Problem with the previous version manifested on an internal codebase and was related to fork syscall hooks. I've fixed it and added the test (test/tsan/Linux/fork_syscall.cpp).

I usually reopen previous review after revert and upload new patch there. This way easier to see incremental changes.
However I applied the patch and it looks very different from the reverted one.

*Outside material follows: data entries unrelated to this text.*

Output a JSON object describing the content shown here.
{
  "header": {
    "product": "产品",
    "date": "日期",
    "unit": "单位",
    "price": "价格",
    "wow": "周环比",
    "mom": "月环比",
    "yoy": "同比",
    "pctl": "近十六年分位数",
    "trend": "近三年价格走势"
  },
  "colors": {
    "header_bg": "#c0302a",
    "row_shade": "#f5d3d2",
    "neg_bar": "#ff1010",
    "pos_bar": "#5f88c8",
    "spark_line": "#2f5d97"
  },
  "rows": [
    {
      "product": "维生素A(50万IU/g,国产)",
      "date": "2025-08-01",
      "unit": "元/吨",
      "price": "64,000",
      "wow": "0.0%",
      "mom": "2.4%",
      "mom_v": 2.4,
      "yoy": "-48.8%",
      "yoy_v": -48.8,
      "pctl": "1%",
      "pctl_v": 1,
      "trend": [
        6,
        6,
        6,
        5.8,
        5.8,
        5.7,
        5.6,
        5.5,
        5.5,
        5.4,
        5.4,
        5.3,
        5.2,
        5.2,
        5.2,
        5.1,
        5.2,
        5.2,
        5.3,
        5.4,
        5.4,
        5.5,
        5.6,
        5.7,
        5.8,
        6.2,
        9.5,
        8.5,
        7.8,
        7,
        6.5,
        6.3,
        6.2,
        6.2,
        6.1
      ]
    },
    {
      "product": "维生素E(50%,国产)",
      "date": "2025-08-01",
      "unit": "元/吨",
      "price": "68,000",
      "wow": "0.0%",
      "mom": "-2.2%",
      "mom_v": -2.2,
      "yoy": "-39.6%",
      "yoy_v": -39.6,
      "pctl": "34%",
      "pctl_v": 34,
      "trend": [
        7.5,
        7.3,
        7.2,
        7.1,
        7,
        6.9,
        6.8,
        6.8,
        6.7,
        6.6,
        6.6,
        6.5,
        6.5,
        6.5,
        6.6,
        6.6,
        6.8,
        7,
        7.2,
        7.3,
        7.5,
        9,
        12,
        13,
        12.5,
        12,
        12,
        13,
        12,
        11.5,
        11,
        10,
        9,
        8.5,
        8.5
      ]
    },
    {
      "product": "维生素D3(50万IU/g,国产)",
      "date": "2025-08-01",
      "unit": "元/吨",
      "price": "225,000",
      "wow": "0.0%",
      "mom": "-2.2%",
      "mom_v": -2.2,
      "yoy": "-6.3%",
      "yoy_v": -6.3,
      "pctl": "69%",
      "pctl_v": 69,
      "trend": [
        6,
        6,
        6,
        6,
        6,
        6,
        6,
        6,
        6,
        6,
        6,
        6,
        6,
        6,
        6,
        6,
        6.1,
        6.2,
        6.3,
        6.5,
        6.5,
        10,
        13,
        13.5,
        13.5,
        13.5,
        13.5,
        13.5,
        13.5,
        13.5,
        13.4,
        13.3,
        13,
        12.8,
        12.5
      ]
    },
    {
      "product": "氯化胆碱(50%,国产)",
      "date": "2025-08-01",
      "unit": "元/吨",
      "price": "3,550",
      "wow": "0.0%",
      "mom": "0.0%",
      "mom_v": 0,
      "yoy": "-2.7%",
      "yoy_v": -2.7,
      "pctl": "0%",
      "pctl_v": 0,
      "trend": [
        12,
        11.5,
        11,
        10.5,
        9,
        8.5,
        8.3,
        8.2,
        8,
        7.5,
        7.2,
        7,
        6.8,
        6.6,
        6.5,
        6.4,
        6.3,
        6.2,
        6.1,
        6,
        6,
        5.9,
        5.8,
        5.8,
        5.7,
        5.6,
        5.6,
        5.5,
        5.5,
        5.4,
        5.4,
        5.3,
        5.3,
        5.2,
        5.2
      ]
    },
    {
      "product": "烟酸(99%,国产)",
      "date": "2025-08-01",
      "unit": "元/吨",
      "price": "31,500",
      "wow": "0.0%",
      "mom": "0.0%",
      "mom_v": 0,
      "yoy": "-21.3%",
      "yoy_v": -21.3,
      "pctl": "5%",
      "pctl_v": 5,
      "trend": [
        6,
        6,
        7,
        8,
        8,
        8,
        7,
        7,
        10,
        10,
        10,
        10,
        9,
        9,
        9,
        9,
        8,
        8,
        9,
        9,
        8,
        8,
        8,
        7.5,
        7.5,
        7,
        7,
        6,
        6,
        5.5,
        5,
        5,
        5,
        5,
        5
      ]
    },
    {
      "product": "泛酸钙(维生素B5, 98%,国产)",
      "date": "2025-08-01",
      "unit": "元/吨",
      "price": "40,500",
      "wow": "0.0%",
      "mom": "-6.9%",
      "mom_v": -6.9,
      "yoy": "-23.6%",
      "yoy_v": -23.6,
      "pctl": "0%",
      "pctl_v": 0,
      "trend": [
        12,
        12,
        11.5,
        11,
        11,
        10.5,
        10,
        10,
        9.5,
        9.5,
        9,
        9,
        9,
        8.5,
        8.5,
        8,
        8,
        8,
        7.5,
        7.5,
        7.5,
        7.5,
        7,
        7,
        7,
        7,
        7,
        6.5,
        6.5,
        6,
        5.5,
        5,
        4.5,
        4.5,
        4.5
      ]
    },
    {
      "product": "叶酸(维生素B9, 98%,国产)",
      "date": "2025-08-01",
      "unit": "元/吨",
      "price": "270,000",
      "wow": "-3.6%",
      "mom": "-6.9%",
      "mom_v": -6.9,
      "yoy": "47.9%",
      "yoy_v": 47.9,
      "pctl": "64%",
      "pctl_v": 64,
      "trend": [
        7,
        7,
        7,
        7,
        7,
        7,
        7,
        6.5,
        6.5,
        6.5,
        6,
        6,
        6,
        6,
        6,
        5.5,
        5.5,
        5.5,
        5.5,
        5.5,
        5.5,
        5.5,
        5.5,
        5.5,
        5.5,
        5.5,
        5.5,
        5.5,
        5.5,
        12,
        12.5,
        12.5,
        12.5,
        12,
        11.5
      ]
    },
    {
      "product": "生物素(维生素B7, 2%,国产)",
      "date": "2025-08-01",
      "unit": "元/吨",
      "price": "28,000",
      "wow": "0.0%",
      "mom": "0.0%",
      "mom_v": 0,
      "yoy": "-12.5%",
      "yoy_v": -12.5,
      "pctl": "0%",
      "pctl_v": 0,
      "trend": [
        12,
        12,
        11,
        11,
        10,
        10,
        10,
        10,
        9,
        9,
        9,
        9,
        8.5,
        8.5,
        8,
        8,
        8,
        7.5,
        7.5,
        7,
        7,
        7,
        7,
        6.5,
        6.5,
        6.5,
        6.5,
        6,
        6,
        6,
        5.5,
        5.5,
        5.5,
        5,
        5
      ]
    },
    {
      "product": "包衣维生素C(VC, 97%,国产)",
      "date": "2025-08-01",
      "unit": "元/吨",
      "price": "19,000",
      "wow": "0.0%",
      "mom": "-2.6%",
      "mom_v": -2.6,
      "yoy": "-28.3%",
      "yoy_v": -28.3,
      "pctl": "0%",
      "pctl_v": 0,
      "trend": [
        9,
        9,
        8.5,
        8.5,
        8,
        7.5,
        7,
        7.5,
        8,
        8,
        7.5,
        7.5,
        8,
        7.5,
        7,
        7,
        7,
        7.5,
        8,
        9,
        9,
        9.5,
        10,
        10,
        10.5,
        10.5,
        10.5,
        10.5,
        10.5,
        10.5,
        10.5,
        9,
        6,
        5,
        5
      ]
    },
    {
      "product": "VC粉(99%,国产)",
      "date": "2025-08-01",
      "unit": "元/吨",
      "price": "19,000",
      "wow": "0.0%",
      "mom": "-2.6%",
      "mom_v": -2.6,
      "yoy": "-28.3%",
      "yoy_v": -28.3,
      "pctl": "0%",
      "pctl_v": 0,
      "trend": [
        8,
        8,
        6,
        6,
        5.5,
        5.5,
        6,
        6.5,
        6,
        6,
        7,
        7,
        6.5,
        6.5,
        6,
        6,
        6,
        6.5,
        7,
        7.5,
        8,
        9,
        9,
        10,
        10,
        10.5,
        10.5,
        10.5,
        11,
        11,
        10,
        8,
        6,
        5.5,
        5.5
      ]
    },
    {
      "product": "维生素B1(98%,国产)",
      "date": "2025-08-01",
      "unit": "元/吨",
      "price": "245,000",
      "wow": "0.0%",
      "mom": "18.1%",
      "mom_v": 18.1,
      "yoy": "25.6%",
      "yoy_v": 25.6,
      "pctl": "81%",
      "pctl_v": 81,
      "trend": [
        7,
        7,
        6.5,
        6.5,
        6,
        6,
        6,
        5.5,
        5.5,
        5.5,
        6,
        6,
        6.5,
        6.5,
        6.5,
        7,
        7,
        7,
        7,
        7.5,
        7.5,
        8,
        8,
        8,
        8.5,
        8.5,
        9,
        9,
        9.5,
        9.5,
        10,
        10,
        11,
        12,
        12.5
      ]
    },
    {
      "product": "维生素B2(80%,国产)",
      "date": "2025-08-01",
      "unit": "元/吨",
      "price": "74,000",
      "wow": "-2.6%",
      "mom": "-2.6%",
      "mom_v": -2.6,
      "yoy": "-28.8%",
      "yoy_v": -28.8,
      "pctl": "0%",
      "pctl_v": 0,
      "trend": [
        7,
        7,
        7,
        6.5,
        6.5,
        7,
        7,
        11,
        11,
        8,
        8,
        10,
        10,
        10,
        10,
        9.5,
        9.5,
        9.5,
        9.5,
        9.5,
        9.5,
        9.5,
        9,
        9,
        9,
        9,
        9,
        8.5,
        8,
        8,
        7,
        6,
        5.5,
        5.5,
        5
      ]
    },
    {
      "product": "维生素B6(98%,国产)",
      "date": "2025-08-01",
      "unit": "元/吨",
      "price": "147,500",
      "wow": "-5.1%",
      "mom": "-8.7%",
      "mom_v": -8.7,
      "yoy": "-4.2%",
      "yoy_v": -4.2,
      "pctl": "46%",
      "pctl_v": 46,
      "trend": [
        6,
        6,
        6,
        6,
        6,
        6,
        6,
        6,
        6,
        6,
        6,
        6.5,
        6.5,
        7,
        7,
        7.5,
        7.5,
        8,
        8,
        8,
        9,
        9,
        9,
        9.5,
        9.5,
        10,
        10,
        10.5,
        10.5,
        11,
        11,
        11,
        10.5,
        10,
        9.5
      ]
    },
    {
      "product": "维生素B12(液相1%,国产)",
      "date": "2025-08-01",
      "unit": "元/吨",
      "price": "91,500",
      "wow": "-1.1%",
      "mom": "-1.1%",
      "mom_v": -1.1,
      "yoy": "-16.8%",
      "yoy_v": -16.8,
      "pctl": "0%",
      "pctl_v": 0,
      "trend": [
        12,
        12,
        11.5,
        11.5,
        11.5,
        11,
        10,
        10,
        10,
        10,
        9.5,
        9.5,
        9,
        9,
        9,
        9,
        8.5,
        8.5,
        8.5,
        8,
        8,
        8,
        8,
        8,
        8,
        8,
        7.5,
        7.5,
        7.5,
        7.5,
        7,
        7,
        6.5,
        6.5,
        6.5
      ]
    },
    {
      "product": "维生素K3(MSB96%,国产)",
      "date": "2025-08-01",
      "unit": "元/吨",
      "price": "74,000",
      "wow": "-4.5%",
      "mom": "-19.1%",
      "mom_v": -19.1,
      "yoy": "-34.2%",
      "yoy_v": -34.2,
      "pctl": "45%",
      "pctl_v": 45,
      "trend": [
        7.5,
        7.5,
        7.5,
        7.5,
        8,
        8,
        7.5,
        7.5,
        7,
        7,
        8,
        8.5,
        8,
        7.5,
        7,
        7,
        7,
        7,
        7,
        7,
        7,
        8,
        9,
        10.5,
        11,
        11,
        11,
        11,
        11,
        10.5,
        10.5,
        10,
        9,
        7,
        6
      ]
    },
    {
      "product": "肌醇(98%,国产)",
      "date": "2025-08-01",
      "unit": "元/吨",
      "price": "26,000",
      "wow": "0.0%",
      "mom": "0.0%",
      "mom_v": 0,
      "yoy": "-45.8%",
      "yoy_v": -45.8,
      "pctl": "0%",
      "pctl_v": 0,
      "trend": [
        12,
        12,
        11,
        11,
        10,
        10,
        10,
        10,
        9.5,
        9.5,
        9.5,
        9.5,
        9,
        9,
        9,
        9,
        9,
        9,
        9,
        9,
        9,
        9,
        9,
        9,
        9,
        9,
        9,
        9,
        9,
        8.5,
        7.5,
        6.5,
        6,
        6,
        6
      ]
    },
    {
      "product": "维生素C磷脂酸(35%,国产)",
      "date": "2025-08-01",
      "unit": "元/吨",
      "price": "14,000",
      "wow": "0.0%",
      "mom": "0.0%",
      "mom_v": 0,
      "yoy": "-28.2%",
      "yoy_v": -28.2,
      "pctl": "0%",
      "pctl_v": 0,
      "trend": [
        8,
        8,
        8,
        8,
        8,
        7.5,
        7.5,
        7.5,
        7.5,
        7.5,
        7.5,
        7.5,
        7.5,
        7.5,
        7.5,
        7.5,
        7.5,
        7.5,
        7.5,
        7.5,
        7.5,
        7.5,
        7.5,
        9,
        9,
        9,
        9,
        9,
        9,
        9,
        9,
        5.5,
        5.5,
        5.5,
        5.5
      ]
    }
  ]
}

Thanks for the tip, will try next time.
It was reverted twice, maybe you diffed with the first one.
The last one is https://reviews.llvm.org/D101385 it should be close.

dvyukov added inline comments.Apr 29 2021, 11:28 PM
compiler-rt/lib/tsan/rtl/tsan_rtl_report.cpp
145

You are right. I messed something re-applying the patch...

I've uploaded the reverted patch version as Diff 2, and then new changes as Diff 3.

dvyukov added inline comments.Apr 29 2021, 11:47 PM
compiler-rt/lib/tsan/rtl/tsan_rtl.cpp
528

The problem was when memory accesses actually tried to report a race, that deadlocked, and that's why we enabled ignore_reads_and_writes.
However, the same deadlock can happen on any other reports (mutex misuses, signal spoiling errno, etc), so instead we now disable all reports with thr->suppress_reports++. Thus disabling memory accesses separately becomes unnecessary.
At least all existing and new tests pass.

This revision was landed with ongoing or failed builds.Apr 29 2021, 11:48 PM
This revision was automatically updated to reflect the committed changes.